Once hospitalized, COVID patients are started on intravenous Remdesevir, and if needed, the steroid dexamethasone.

Kaur likened Remdesevir to the anti-flu drug Tamiflu in that while it is not a cure by itself it can shorten the duration and severity of the illness, and is usually most effective if given early. The general recommendation is to limit use to five days or perhaps 10 if a physician believes there may be some benefit.

“The steroids are also for only for five days because ultimately the body has to fight off the infection. These drugs are there to kind of support and help you do that without becoming vehemently ill.”

Similarly, patients may need antibiotics because their weakened immune systems leave them vulnerable to other infections. Many patients are also given a blood thinner to guard against clots. Full-dose thinners may be given to patients at higher risk for clots or already experiencing them. It’s part of the insidious nature of COVID-19.

“When your body is really inflamed from this virus, everything starts to go a little bit nuts, then your body thinks it’s attacking something and your blood gets thicker and you’re at high risk for blood clots. The anticoagulation is not a treatment, but it’s a supportive care to prevent that.”

Rome Memorial has iPads for patients to help patients connect to loved ones, and physicians try to keep families updated, Kaur said.

As for when to discharge, generally doctors look for improvement in symptoms, breathing function, oxygen levels in the blood and signs of inflammation, which may be assessed through a certain blood test.

More younger patients are coming in, Kaur said. Some experience anxiety and depression, while others experience last of taste and similar quality-of-life issues. Some patients fully recover, but many, particularly older patients, are at risk for deconditioning and fatigue and require physical therapy in a rehabilitation center after hospital discharge.
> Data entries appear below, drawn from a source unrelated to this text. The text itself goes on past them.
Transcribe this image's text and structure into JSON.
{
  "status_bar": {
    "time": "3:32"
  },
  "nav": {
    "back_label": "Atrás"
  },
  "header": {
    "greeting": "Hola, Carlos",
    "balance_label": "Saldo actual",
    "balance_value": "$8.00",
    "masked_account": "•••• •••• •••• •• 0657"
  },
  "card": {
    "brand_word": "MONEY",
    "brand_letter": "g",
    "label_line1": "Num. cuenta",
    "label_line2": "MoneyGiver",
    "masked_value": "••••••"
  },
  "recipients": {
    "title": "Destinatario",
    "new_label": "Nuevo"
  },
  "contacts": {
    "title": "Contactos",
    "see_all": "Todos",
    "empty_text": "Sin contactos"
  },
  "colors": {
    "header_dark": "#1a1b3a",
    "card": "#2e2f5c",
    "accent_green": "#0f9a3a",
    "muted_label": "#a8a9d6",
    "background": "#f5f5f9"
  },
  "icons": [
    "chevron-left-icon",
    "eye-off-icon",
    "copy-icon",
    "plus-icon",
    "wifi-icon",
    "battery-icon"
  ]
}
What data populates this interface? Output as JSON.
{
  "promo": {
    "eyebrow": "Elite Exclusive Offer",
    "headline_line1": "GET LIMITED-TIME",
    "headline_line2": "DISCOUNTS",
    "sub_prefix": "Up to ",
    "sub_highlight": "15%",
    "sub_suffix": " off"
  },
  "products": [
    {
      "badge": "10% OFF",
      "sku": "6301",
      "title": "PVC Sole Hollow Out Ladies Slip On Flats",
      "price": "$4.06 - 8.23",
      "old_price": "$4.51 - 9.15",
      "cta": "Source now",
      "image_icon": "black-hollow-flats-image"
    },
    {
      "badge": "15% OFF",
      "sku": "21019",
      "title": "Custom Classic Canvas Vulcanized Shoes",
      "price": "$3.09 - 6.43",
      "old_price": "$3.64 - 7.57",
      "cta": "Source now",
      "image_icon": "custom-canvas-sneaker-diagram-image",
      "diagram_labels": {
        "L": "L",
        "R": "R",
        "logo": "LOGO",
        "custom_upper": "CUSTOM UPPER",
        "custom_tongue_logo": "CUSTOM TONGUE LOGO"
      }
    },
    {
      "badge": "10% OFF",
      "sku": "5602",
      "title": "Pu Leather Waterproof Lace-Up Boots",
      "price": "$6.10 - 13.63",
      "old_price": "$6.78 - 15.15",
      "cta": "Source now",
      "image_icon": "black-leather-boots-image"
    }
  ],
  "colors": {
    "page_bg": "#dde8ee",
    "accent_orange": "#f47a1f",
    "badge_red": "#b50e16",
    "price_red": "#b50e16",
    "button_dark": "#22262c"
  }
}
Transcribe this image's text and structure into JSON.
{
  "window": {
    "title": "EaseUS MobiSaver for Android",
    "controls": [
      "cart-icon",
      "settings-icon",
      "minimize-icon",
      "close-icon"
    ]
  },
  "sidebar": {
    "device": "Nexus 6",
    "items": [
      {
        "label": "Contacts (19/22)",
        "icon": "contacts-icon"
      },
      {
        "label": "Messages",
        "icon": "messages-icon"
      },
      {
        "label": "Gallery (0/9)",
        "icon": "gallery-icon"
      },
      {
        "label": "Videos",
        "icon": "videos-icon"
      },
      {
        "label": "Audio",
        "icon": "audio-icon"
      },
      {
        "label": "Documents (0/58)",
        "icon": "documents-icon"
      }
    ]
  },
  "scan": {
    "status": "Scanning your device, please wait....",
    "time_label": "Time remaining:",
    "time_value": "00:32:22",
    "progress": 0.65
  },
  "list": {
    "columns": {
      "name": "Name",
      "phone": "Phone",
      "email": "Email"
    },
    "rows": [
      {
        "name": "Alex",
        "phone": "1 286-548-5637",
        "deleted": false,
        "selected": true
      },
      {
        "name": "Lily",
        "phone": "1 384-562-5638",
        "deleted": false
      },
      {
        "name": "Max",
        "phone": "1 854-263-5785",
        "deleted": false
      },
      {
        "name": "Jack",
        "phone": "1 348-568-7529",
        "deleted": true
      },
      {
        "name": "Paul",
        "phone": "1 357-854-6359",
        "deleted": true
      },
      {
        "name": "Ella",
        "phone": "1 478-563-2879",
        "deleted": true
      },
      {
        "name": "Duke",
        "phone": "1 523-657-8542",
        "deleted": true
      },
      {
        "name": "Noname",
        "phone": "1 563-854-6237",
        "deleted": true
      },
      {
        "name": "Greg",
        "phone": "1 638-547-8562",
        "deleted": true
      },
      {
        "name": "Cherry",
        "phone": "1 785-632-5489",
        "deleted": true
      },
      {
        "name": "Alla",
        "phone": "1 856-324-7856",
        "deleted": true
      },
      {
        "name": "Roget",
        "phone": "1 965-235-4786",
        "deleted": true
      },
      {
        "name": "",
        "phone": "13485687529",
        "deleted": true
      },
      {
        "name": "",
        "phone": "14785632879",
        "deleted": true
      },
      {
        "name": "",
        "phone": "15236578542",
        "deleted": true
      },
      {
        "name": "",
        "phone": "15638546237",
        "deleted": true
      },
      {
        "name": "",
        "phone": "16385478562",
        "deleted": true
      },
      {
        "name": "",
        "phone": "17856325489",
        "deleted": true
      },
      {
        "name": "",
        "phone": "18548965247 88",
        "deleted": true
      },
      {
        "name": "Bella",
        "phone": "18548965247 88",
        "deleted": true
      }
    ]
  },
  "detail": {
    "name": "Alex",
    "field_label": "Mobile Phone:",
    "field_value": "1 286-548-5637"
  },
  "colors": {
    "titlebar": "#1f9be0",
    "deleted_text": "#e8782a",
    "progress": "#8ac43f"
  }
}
“You’re at risk of getting those blood clots up to 90 days after so it’s really not over when you leave the hospital. We still need to make sure that the patients that are going home are able to walk around and ambulate and are not going to be just sitting around in bed because they will get a blood clot.”

As of Tuesday, Rome Memorial was treating seven patients with COVID-19. At times from late summer until late October, the hospital had none. But capacity is not a concern at this point, Kaur said. There is ample room in the hospital itself, and regional hospitals have plans to distribute patients if needed, she added.

“We are also being extremely cautious in who we admit and trying not to admit patients who really don’t need to be here, and offering them services at home. If they need oxygen at home we can do those kinds of things too to get them home faster.”